- Location: Suva
- Address: 50 Ratu Sukuna Road, Nasese
- Coordinates: 18°9′22.3″S 178°25′36.8″E﻿ / ﻿18.156194°S 178.426889°E
- Opened: March 2, 2026
- Ambassador: Noel M. Novicio

= Embassy of the Philippines, Suva =

Diplomatic mission of the Philippines in Fiji

The Embassy of the Philippines in Suva is the diplomatic mission of the Republic of the Philippines to the Republic of Fiji. Opened in 2026, it is currently located along Ratu Sukuna Road in the Nasese neighborhood of southern Suva.

==History==
Although the Philippines and Fiji established diplomatic relations on December 18, 1973, relations between the two countries had historically been conducted through different missions. Initially under the jurisdiction of the Philippine Embassy in Palikir in the Federated States of Micronesia, Fiji was most recently under the jurisdiction of the Philippine Embassy in Wellington in New Zealand, which in turn maintained an honorary consulate in Suva headed by Virgilio de Asa.

In 2025, the cabinet of Fijian Prime Minister Sitiveni Rabuka endorsed the establishment of a resident Philippine diplomatic mission in Fiji as part of an effort to strengthen bilateral ties and deepen cooperation between the Philippines and other countries in the Pacific region. Philippine efforts to deepen engagement with the Pacific date back to at least 2023 when Finance Secretary Benjamin Diokno pushed for deeper Indo-Pacific regional economic integration, which culminated in President Bongbong Marcos announcing the creation of the Philippine Pacific Initiative, focused on disaster preparedness, food security, labor mobility and public health, in November 2024.

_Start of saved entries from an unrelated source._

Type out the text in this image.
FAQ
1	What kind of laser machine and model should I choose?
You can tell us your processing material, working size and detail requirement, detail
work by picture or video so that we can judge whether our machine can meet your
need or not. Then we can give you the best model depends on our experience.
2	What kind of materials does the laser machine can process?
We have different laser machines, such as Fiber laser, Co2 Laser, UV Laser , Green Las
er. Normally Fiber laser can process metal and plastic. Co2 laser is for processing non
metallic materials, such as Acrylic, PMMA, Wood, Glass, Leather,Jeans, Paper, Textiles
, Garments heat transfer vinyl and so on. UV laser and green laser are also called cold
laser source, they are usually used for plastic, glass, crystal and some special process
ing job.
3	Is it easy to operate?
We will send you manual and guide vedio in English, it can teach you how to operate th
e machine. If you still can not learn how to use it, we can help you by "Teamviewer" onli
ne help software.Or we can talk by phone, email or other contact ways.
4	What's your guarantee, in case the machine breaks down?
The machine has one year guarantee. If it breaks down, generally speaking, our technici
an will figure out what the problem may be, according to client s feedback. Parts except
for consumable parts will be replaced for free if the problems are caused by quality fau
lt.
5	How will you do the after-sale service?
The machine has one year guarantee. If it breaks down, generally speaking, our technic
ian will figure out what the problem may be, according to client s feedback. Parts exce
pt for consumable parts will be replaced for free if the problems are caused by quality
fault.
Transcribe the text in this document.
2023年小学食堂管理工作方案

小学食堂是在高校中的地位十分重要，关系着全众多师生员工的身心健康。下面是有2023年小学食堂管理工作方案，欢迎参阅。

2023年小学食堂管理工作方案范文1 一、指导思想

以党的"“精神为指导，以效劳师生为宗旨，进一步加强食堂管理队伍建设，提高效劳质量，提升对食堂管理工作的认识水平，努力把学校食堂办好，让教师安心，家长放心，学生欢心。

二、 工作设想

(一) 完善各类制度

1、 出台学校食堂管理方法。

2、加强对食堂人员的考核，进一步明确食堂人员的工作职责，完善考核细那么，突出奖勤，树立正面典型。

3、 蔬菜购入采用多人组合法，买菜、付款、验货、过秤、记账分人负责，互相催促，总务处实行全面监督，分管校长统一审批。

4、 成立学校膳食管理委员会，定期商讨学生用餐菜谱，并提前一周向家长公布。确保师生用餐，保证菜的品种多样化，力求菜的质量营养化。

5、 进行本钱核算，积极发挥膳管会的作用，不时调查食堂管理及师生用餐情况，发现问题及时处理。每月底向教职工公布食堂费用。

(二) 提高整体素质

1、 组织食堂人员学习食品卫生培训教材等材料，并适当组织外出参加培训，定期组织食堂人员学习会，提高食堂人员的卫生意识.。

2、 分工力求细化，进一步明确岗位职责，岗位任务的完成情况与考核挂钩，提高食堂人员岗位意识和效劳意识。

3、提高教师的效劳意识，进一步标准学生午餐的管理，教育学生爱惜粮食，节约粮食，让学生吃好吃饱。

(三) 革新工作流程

On October 15, 2025, Ma. Theresa P. Lazaro, Secretary of the Department of Foreign Affairs (DFA), shared during a conference that the embassy's opening, as well as that of other upcoming missions elsewhere, was part of the Philippine government's efforts to play a bigger role in international politics as great powers have increasingly stepped back from maintaining the current international order.

The advance team setting up the embassy arrived in Suva in November 2025, and are preparing to immediately begin offering consular services once the mission has completed all the required procedures for opening. Limited consular services began to be offered on March 2, 2026.

==Staff and activities==
The Philippine Embassy in Suva is currently headed by Ambassador Noel M. Novicio, who was appointed to the position by President Marcos on August 13, 2025. Prior to his appointment as ambassador, Novicio, a career diplomat since 2001 and a former journalist, served as minister at the Permanent Mission of the Philippines to the United Nations, and before that served as deputy assistant secretary and executive director of the DFA's Office of ASEAN Affairs. After his appointment was confirmed by the Commission on Appointments on September 3, 2025, Novicio arrived in Fiji to assume his post on January 16, 2026, and he presented his credentials to Fijian President Naiqama Lalabalavu on February 26, 2026, becoming the first resident Philippine ambassador to Fiji.

In addition to Fiji, the mission also exercises jurisdiction over Samoa and Tonga, as well as consular jurisdiction over French Polynesia.